The trucking industry is always in need of professional drivers who can safely and reliably deliver loads, but during a driver shortage, the urgency to find drivers can lead to innovation. Currently, a pilot program is underway to study the feasibility of allowing drivers as young as 18 to operate on the interstate as long as they have military training.
Additionally, a pilot program has been proposed to allow drivers in their youth to take on interstate hauls as long as the driver either has a CDL and undergoes a 120-hour training course or has previously driven intrastate and has a year of experience.
Although these pilot programs may make some in the industry uneasy, it’s important to remember that even drivers no longer in their youth have all had to learn when they started out. In fact, as noted in Overdrive Online, the Virginia Tech Transportation Institute found that older drivers fared about the same as youth drivers when lack of experience was a factor.
The takeaway here is that certain factors, like military service or intensive CDL training, may place a younger driver in a position where he or she is mature and knowledgeable enough to handle the responsibility of interstate hauling. Everyone has to start somewhere, and with the recent driver shortage placing a strain on the industry as a whole, it may be worth considering making changes to regulations and industry standards and expectations.
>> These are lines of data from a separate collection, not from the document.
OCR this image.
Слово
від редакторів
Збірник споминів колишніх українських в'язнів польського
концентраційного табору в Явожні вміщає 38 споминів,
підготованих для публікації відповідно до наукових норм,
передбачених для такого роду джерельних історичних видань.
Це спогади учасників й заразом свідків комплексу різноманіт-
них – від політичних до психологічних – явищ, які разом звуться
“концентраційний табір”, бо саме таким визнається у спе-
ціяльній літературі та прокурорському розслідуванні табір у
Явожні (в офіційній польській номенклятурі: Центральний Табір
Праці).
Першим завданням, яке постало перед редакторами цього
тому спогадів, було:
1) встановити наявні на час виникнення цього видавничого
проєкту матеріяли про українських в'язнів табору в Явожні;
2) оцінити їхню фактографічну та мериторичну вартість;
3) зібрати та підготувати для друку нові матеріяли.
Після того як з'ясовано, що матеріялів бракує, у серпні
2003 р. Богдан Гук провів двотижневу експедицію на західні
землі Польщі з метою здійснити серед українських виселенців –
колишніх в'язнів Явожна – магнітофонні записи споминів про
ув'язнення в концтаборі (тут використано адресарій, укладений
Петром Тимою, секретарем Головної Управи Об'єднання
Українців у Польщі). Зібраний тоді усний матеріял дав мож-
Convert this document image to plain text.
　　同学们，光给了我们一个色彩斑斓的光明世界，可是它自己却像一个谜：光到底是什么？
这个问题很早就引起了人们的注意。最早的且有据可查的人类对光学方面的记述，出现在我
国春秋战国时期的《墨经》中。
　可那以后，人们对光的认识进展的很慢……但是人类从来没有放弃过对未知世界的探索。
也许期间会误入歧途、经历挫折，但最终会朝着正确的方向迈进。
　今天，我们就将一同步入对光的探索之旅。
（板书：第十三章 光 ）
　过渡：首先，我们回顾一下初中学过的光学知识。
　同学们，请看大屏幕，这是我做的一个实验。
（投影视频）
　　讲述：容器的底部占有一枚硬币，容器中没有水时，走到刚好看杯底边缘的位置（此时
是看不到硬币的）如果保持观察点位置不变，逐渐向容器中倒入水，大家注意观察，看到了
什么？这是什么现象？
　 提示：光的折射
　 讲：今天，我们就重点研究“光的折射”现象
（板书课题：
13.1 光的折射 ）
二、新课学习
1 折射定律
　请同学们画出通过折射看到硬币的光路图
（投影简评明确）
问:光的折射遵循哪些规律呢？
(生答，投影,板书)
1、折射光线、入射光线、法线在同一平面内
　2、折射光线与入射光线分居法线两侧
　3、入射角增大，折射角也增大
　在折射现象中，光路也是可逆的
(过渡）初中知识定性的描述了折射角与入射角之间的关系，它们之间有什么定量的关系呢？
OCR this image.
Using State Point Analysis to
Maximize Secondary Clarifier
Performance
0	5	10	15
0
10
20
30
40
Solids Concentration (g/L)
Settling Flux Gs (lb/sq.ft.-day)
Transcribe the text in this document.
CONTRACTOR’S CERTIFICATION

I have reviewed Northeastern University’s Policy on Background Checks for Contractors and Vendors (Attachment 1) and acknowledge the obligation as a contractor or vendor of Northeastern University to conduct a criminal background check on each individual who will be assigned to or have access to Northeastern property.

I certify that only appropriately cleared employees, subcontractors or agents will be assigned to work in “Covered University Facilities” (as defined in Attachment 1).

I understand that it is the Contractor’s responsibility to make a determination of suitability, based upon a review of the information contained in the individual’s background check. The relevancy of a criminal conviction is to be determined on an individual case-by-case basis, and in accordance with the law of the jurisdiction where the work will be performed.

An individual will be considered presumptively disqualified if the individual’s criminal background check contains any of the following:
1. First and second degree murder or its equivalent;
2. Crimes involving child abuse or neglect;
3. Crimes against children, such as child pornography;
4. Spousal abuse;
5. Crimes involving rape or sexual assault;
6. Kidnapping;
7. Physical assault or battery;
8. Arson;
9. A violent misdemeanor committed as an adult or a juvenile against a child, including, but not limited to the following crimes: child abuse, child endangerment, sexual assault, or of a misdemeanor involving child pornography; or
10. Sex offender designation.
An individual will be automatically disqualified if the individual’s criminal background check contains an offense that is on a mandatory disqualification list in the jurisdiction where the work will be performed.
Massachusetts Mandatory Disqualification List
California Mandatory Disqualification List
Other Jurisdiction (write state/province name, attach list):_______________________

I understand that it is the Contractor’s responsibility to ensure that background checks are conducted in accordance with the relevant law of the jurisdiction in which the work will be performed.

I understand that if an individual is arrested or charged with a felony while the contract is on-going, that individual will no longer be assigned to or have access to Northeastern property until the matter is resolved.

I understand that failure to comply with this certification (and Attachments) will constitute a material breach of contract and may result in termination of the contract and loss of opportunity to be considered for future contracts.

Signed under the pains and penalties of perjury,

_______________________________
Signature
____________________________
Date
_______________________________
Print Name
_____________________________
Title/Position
As with other industries, trucking needs to evolve if it hopes to not only thrive, but also to grow as technology changes the way people receive goods. There will always be a need for trucking, but if owners and drivers can’t make runs on time due to a driver shortage, then customers will take matters into their own hands to innovate. This could mean lost revenue and a major shift in how the industry is expected to operate under increasing pressure to perform.